The face mask has also influenced fashion design. In April, Nigerian fashion designer and celebrity stylist Tiannah Toyin Lawani created a dazzling masked outfit to increase awareness of the virus. Lawani now has a team of tailors working from her home in Lagos – where masks are now compulsory – making jewel-encrusted masks from African fabrics for sale or donation.
Homemade face masks were the inspiration behind a series of tongue-in-cheek photographs produced by Namibian-German visual artist Max Siedentopf in his controversial series How To Survive a Deadly Global Virus. “I started seeing online all kinds of DIY masks to protect against the virus which were made of common household objects,” he tells BBC Culture. “In the middle of this crisis, I wanted to focus on the creativity of these masks and how through a barrier or problem you can still find smart and creative solutions.”
Criticised for being insensitive and misleading, the images have appalled some and inspired others. But watching from the wings, Siedentopf was amazed as photographs emerged of people replicating the masks in the series. “I liked how art imitated life and then life imitated art and became full circle,” he says.
In Japan, the face mask has become a household item and has found its way into the intricate work of Japanese miniature artist Tatsuya Tanaka, who combines real-size everyday objects with 2cm-tall human figures. Since 2011, Tanaka has been releasing daily images as part of an ongoing Miniature Calendar series. On 31 March, a photograph of tiny surfers riding a tidal wave of masks was posted with the caption “we overcome many difficulties”. The face-mask motif reappeared on 1 May when Tatsuya released an image of a masked doctor doing a video consultation on a chocolate computer.
With many countries on lockdown, mundane household items are resonating with artists and audiences more than ever. “Making what you casually see in everyday life different – called ‘mitate’ in Japan – makes everyday life fun,” Tatsuya tells BBC Culture. “I was using masks on a daily basis in Japan since before the crisis. It’s not uncommon, but I got a lot of attention because of the corona[virus] crisis, so I made it a motif,” he says.
The work of Turkish micro-artist Hasan Kale also forces a re-evaluation of familiar objects. Holding his breath to steady his hand, he paints portraits and landscapes on minuscule oddments such as matchstick heads and apple pips, turning them into what he calls “art capsules”.

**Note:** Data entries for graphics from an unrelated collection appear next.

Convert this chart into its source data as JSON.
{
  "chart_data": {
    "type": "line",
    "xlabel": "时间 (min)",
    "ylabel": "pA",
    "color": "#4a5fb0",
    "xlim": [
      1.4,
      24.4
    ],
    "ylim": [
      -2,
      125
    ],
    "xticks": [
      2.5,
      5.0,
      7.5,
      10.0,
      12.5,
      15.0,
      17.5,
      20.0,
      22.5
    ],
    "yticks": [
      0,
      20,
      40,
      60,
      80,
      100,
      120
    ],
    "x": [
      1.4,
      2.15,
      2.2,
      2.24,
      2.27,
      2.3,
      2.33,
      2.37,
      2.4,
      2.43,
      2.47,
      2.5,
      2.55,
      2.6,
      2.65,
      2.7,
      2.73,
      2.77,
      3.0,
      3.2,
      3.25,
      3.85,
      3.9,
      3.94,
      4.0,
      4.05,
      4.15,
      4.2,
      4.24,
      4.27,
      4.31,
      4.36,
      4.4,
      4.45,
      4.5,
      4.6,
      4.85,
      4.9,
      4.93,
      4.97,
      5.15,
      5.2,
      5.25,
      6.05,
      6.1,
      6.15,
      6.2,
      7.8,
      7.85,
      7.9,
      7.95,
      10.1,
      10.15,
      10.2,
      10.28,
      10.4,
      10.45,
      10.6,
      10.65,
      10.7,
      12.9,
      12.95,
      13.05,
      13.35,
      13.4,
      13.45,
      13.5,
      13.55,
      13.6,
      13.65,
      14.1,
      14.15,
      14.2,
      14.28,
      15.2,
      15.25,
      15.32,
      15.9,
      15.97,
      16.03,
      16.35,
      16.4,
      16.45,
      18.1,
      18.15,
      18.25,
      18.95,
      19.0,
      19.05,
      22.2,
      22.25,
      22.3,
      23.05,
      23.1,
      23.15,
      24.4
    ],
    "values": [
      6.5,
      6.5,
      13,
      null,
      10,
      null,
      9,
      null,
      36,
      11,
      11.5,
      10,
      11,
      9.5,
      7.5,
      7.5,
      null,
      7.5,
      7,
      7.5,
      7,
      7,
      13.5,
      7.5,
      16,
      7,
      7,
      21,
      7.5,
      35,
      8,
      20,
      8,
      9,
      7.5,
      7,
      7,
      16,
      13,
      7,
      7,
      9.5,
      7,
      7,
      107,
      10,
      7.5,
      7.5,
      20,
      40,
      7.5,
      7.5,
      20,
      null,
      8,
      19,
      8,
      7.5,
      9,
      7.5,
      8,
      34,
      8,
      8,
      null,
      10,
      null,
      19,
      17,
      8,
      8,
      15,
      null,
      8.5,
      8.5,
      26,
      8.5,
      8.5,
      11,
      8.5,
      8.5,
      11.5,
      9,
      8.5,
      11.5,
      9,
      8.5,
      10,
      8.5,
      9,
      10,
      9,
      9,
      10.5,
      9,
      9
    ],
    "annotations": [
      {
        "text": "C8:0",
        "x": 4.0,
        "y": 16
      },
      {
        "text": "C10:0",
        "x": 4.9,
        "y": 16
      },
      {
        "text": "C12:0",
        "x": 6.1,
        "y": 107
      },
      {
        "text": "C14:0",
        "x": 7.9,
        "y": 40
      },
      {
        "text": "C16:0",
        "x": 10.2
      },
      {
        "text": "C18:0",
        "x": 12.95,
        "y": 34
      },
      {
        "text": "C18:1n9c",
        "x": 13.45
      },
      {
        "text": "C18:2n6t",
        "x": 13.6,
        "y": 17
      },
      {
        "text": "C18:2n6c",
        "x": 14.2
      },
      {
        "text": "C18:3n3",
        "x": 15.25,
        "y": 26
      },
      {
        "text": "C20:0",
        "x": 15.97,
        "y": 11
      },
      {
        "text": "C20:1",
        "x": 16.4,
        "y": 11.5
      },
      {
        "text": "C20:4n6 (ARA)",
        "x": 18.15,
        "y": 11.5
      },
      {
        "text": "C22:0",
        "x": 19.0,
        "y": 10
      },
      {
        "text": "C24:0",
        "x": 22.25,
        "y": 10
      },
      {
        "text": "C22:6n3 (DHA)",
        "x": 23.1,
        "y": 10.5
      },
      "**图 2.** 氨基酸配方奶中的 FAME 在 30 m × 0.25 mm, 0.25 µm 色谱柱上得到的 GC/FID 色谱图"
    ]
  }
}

Kale’s recent canvases have included a paracetamol tablet and the valve of a surgical face mask, both painted with images of masked health workers as a mark of gratitude for their service to society. A close inspection of the tablet reveals that the masks have not prevented their wearers from communicating a microscopic message on behalf of the artist. “We have seen the harm that we have done to the world,” says Kale. “The coronavirus is an opportunity for us to be better.”